Di bulan Ramadhan ini, sejatinya masjid dapat dimaksimalkan fungsi sosialnya sebagai pengelola zakat profesional. Seperti disebut dalam UU. No. 23 Tahun 2011, masjid bisa difungsikan sebagai lembaga amil zakat (LAZ) atau unit pengumpul zakat (UPZ) yang membantu BAZNAS di negeri ini untuk mengumpulkan dan mendayagunakan ZISKAF.

Apalagi, jika ide menggunakan masjid sebagai UPZ direalisasikan, maka kegiatan itu akan membantu perolehan zakat secara nasional yang pada tahun 2015 mencapai Rp4,22 triliun dan di tahun 2016 ini diperkirakan naik 30 persen, yaitu mencapai Rp5,46 triliun.

Setidaknya terdapat beberapa tantangan yang dihadapi masjid-masjid tatkala akan dijadikan sebagai LAZ atau UPZ, yakni sebagaimana berikut:

Pertama, kurangnya kesadaran Muslim secara umum tentang kewajiban zakat, terutama zakat mal. Sebagian besar Muslim memandang bahwa yang wajib hanyalah zakat fitrah. Oleh karena itu, mayoritas Muslim berbondong-bondong berzakat fitrah pada bulan Ramadlan dan hari raya Idul Fitri saja.
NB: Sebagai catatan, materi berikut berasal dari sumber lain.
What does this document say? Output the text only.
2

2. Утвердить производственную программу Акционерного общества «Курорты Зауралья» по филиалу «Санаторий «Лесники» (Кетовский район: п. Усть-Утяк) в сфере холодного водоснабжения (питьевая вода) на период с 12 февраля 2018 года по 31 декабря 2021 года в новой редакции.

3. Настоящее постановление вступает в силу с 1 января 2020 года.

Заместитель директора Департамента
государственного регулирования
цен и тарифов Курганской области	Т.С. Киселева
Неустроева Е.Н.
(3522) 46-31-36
Bahkan sebagian besar Muslim beranggapan bahwa zakat mal juga harus ditunaikan pada bulan Ramadhan. Padahal, zakat mal memiliki aturan yang mandiri dan berbeda dengan zakat fitrah. Pelaksanaan zakat mal bisa dilakukan tidak hanya di bulan Ramadhan.

Kedua, kesadaran berhaji misalnya lebih merata dan lebih meluas serta lebih menarik dari pada kesadaran untuk berzakat, berinfaq, bershodaqah dan juga berwakaf.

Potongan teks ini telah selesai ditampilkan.